Меня еще трясло от укола хендлера, но я невольно задумалась: что, если доктор прав? Может, я больна и не осознаю этого? Я снова легла, глядя на бинт на запястье и вспоминая, какое отчаяние мной овладело.
Но еще я хорошо помнила выражение лица хендлера, пришедшего за мной, и хищный взгляд. Он ждал возможности привезти меня сюда.
Нет, Программа не лекарство. Это гибель для меня.
– А здесь у нас комната досуга, – говорила медсестра. Вид у нее доброй бабушки, она даже носит вязаный свитер поверх медицинского костюма, но, по-моему, это делается нарочно, чтобы меня обмануть. Я крепче обхватила себя руками – голова все еще кружилась – и, шаркая, потащилась за медсестрой в большую комнату.
Я была одета в лимонно-желтую больничную пижаму, желтый халат и солнечного цвета тапки-носки. Я бы предпочла что-то более депрессивное – скажем, черное, но, видимо, поэтому меня и одели в желтое.
Обстановка в комнате досуга отнюдь не казалась располагающей. В отличие от Центра здоровья, здесь не было ярких цветов. Все белоснежное и бесстрастное, как черно-белое кино, с мазками желтого. Здесь около двадцати человек. Программа принимает пациентов от тринадцати до семнадцати, но большинство показались мне старше. Никаких столов для пинг-понга и шахматных досок, зато у стены телевизор, а перед ним диван. Несколько столов и стульев поставлены у окон (которые, уверена, не открываются), выходящих на лужайку. Два компьютера с табличками «Интернета нет». Единственное, что привлекло мое внимание, – игра в карты за столом в углу.
Игроков было трое, один жевал хлебную палочку, будто сигару. Их реплики заставили затосковать по Джеймсу и Брэйди. Мы тоже вот так играли в карты.

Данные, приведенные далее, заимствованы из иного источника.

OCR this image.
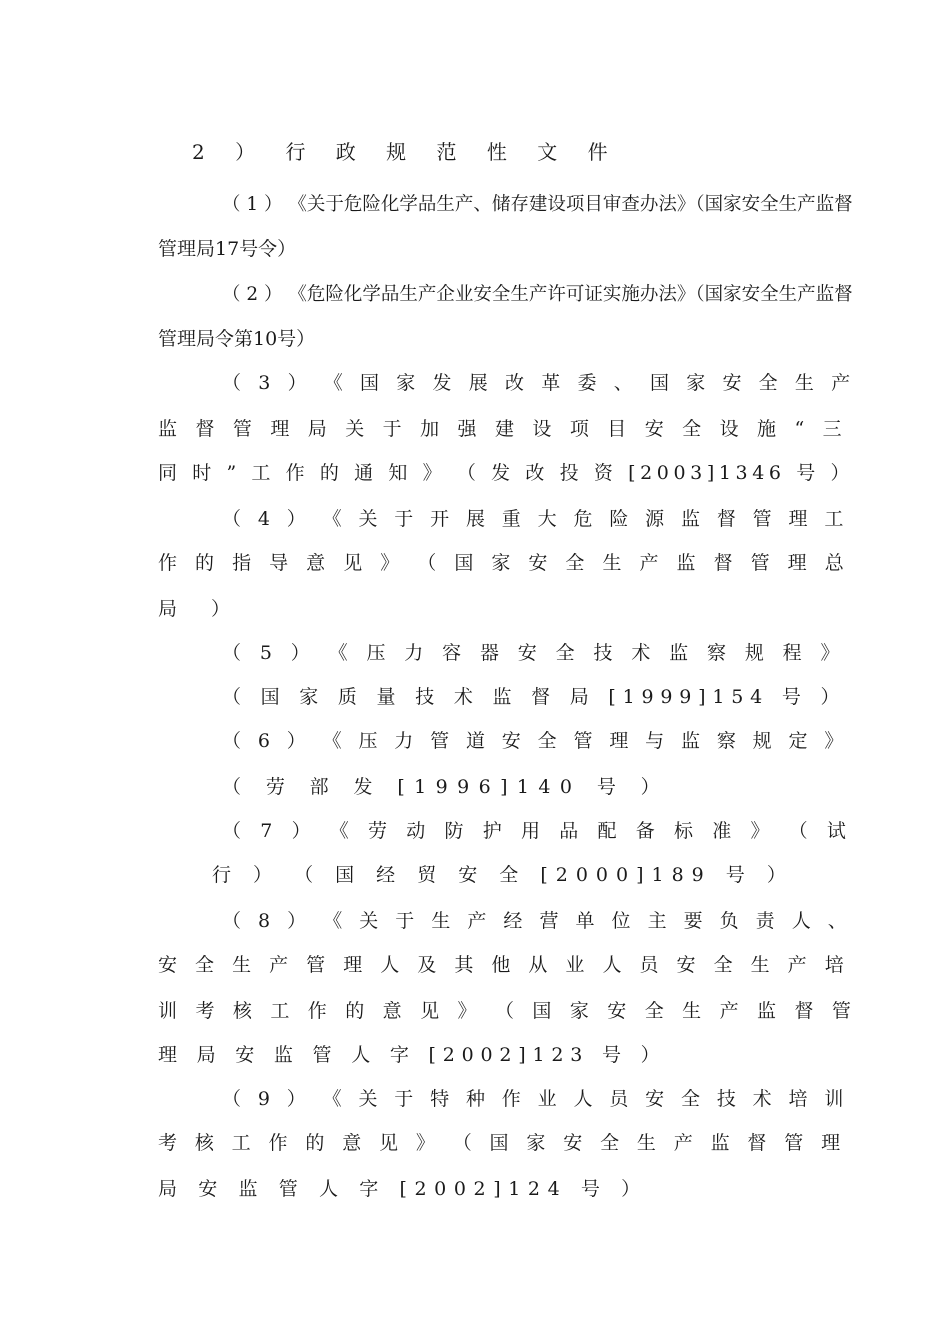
2 ） 行 政 规 范 性 文 件
（ 1 ） 《关于危险化学品生产、储存建设项目审查办法》（国家安全生产监督
管理局17号令）
（ 2 ） 《危险化学品生产企业安全生产许可证实施办法》（国家安全生产监督
管理局令第10号）
（ 3 ） 《 国 家 发 展 改 革 委 、 国 家 安 全 生 产
监 督 管 理 局 关 于 加 强 建 设 项 目 安 全 设 施 “ 三
同 时 ” 工 作 的 通 知 》 （ 发 改 投 资 [2003]1346 号 ）
（ 4 ） 《 关 于 开 展 重 大 危 险 源 监 督 管 理 工
作 的 指 导 意 见 》 （ 国 家 安 全 生 产 监 督 管 理 总
局 ）
（ 5 ） 《 压 力 容 器 安 全 技 术 监 察 规 程 》
（ 国 家 质 量 技 术 监 督 局 [1999]154 号 ）
（ 6 ） 《 压 力 管 道 安 全 管 理 与 监 察 规 定 》
（ 劳 部 发 [1996]140 号 ）
（ 7 ） 《 劳 动 防 护 用 品 配 备 标 准 》 （ 试
行 ） （ 国 经 贸 安 全 [2000]189 号 ）
（ 8 ） 《 关 于 生 产 经 营 单 位 主 要 负 责 人 、
安 全 生 产 管 理 人 及 其 他 从 业 人 员 安 全 生 产 培
训 考 核 工 作 的 意 见 》 （ 国 家 安 全 生 产 监 督 管
理 局 安 监 管 人 字 [2002]123 号 ）
（ 9 ） 《 关 于 特 种 作 业 人 员 安 全 技 术 培 训
考 核 工 作 的 意 见 》 （ 国 家 安 全 生 产 监 督 管 理
局 安 监 管 人 字 [2002]124 号 ）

– Какой это корпус? – спросила я, борясь с дурнотой. Программа размещается в трех зданиях. Мне захотелось выяснить, сюда ли привозили Джеймса.
– Спрингфилд, – ответила медсестра. – В Роузбурге и Тайгарде мест почти не осталось. Мы можем одновременно принять всего сорок пациентов, поэтому у нас тут плотненько. – Медсестра улыбнулась и тронула меня за плечо. – До ужина примерно час. Не хочешь с кем-нибудь подружиться? Это полезно для выздоровления.